We crossed an arid pass amidst salt convoys of south-moving goats, and peered for the first time into Tibet. All along our route, from the airport in Tokyo to the path out of Simikot, we had anticipated seeing the pyramidal peak reputed to be comprised of over 2000 meters of conglomerate. Here, with our first view of Tibet, we dared to believe that we would actually see and perhaps even reach Kailas. We passed through terraced heaps of Plio-Pleistocene conglomerates, stored up for a rainy day when they will be flushed down to the Indo-Gangetic plain. We marched onto a low pass of serpentine, pillow lava, and chert: ophiolites thrust out of the Tethys Ocean by the force of the continental collision.
And there, glowing in the far distance, gleaming like an ivory tusk on the distant horizon, was Kailas. We joyfully jettisoned our packs and gazed through the wind in reverence, marveling at the distance we had left to walk.
In front of us lay the huge lakes of the Barga Plain. Our route took us around the lakes in generally trackless territory sprinkled with yaks. We camped among nomads living a tough life with their herds. Their homes are tents easily packed up in a couple of hours. We are greeted with joyous hospitality although the only common language is our smiles.
The nomads have photovoltaic panels on the sides of their yak-hair tents and dream at night of high-speed Internet access and the bright lights of Lhasa. In our rip-stop nylon tent we dreamt of a vast wilderness without email, and of endless uninhabited lands watched over by the sacred pile of conglomerate.
Amidst a herd of grazing goats and sheep we crossed the suture between the Australian Plate (which carries with it India) and the Asian Plate. It was a small step for us, but a plate change that brought us to the foot of the Tran Himalayan Range and its towering crown, Kailas.
We followed Tibetan pilgrims on the clockwise circumambulation route, up a vast glacier-scoured valley, the spectacular conglomerate outcrops polished and striated by Pleistocene ice. Our route gained us spectacular views of each of Kailas’ pyramidal sides. The most sublime view is from the north, a view seen in textbooks, paintings, photographs, where the spire of conglomerate is framed by dark hills. We admired this view by full moon, with chattering teeth, engraving the sight meticulously in our minds.

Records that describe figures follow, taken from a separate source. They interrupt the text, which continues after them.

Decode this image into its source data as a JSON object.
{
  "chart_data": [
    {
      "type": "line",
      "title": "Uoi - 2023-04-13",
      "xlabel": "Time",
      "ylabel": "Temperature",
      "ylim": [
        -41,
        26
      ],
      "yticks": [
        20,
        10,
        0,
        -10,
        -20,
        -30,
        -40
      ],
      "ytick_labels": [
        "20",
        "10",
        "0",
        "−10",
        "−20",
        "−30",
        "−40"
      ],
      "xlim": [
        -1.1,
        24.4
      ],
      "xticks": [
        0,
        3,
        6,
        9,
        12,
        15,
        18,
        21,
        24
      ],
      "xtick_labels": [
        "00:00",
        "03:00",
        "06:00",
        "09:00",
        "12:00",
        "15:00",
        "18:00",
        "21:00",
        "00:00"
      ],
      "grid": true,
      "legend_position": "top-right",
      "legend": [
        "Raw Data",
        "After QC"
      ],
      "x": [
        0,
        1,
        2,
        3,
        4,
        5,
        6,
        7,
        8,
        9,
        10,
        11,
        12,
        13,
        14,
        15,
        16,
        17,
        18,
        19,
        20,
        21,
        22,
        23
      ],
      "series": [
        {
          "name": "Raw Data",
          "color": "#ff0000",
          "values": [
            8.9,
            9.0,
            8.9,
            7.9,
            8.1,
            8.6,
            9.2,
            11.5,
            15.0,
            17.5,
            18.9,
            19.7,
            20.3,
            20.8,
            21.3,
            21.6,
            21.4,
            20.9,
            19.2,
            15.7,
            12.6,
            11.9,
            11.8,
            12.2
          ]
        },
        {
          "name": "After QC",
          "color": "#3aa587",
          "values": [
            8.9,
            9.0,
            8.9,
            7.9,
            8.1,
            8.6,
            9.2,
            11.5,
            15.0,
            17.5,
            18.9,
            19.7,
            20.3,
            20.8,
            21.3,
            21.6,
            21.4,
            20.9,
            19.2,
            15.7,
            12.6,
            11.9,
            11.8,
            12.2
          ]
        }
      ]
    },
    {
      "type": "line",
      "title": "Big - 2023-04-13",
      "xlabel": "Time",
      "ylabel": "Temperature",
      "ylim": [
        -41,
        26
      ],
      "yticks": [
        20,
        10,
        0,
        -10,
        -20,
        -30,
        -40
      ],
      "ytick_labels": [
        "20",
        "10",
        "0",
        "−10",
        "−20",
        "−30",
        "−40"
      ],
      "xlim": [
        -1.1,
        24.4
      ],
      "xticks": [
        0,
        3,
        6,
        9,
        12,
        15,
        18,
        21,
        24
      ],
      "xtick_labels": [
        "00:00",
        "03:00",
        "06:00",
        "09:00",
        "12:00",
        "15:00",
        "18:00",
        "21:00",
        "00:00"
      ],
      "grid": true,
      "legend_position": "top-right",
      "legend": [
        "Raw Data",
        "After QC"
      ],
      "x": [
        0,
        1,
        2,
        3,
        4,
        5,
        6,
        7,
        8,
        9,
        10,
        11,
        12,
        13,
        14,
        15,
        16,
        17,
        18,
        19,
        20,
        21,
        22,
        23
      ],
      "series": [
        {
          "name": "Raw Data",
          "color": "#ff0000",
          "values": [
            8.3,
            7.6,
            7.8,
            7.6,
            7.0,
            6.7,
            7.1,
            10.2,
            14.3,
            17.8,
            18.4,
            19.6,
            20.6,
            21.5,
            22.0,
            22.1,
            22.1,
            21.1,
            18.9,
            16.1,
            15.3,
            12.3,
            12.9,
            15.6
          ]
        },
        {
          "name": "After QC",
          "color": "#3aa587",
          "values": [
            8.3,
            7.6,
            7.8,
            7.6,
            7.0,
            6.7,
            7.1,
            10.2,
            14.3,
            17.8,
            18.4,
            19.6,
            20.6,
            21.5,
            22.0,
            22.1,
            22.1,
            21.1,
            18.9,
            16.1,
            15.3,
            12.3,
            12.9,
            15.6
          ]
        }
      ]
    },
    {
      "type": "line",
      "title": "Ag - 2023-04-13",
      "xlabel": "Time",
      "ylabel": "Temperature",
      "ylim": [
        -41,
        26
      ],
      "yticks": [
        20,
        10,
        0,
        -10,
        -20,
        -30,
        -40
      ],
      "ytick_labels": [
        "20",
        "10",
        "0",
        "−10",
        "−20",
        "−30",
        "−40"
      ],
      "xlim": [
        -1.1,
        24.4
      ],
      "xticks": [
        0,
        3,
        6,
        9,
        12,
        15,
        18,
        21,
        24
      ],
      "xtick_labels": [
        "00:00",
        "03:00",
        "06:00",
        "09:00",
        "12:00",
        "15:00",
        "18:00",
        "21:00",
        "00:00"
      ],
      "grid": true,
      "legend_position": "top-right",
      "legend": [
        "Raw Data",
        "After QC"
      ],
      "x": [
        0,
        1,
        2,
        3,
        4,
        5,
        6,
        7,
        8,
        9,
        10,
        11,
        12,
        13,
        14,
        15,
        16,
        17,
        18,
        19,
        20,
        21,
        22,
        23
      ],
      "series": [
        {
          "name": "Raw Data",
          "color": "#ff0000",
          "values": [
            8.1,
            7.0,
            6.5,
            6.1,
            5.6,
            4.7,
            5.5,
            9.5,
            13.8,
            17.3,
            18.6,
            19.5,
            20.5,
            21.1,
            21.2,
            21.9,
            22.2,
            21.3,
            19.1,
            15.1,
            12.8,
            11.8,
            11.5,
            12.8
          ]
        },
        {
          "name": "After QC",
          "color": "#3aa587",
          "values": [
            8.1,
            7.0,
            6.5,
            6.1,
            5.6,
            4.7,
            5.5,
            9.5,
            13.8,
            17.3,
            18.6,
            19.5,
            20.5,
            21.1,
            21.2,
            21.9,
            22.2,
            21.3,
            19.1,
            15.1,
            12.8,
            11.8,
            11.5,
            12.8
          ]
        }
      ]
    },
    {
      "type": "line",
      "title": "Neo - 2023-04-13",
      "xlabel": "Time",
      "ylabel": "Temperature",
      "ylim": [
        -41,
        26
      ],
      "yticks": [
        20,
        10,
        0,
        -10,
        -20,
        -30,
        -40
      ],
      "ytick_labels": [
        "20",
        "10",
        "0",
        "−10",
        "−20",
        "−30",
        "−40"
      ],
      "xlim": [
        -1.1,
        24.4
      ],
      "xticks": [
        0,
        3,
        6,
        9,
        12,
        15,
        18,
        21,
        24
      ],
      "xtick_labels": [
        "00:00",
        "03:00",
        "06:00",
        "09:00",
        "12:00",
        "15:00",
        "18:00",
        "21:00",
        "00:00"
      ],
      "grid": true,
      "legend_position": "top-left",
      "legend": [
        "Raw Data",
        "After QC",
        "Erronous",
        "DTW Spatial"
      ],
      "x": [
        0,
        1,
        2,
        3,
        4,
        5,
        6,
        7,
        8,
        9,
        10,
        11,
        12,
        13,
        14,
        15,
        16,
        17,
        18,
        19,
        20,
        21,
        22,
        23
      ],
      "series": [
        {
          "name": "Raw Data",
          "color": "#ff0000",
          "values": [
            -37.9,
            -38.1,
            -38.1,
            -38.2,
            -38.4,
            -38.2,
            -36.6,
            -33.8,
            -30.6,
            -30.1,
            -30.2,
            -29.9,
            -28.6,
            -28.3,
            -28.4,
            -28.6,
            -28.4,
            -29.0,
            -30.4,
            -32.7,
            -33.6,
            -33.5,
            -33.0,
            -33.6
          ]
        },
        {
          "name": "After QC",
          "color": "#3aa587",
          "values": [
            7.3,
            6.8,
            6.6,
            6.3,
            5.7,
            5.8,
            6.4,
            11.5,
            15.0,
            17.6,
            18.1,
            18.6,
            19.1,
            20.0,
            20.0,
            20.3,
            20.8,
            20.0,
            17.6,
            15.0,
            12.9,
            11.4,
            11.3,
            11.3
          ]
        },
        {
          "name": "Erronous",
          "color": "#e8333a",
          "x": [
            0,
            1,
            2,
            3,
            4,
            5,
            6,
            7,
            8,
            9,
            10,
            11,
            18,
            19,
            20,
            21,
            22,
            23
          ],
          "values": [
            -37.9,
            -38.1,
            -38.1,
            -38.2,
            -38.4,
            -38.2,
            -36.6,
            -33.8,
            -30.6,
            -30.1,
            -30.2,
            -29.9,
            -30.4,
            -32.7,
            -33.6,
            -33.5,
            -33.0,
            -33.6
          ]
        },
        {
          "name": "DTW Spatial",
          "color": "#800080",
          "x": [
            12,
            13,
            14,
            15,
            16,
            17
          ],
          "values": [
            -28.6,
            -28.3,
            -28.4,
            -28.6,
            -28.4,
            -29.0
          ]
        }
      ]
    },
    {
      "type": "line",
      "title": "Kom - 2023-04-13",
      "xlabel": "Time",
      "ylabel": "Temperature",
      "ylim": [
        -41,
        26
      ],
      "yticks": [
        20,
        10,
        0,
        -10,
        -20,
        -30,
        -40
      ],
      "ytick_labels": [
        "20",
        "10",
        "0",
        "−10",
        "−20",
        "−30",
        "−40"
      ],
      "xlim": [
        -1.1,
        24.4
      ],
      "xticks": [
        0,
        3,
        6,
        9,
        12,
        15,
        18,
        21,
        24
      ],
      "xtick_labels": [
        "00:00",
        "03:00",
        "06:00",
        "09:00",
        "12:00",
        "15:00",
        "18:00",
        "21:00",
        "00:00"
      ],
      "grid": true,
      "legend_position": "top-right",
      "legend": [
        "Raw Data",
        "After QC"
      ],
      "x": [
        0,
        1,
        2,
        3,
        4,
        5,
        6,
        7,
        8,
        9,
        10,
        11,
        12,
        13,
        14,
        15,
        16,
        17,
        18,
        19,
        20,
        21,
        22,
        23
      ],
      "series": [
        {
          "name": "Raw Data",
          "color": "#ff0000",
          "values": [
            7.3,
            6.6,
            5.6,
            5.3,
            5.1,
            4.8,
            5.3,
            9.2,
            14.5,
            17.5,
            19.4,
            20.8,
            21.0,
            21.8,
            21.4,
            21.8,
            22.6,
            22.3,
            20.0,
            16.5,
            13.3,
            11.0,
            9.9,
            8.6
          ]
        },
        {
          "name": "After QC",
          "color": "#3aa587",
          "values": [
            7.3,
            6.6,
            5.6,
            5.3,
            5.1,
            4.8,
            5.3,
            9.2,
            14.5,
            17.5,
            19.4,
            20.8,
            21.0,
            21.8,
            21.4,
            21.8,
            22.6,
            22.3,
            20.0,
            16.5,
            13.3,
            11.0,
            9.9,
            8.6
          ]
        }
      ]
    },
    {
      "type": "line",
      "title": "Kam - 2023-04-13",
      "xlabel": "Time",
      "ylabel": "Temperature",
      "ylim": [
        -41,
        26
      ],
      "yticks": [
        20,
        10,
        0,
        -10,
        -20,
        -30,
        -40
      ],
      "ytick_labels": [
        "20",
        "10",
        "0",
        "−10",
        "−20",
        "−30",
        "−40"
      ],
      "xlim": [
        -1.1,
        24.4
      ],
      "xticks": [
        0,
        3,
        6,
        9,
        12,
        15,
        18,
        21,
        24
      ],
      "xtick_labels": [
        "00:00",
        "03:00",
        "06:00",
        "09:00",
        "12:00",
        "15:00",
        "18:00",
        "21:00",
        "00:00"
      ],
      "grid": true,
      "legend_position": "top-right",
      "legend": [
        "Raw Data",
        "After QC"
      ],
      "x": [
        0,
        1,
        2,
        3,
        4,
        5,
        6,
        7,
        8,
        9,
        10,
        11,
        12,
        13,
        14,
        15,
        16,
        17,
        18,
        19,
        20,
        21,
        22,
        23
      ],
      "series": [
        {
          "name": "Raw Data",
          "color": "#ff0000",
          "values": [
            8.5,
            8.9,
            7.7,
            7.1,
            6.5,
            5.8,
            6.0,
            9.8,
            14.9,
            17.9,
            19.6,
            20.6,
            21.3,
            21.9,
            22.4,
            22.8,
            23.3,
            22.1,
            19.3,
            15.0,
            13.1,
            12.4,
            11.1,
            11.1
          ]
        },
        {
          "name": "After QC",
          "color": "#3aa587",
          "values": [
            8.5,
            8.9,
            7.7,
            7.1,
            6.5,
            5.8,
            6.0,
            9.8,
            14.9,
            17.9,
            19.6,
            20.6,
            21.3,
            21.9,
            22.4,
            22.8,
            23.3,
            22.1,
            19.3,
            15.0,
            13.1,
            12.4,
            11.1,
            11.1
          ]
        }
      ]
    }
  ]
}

We crossed our highest pass at 18,500 feet, together with a group of singing pilgrims. We shared food, laughs, and the joy of the successful ascent, but no spoken language. A huge sacred rock completely swathed in streamers of colorful prayer flags marks the top of the pass. We added names of friends and family to the tokens that decorate this shrine.
Our return took us around the east side of the holy Lake Manasarowar. A navigation error had us walking in our bare feet through an ice-encrusted swamp of black ooze. We confirmed through careful tactile analysis of this frozen mire the phenomenon of high accommodation here at the foot of the range. We lingered by burbling hot springs ideal for boiling instant Chinese noodles and headed back across the passes into Nepal. Our backs to the fading spire of ice, we walked through valleys straddling the frontier between Tibet and Nepal. Friendly villagers threshing wheat in communal enthusiasm invited us to pause for a while, a week, a decade? We resisted the temptation to linger and hastened south, propelled by ingrained habit to honor schedules, deadlines, and clocks. We crossed more passes and were back at the mountain airstrip fussing with excess baggage, overbooking, and the shock of reentry. A few plane rides later we were on the RTD bus in Denver where nothing had changed, except us.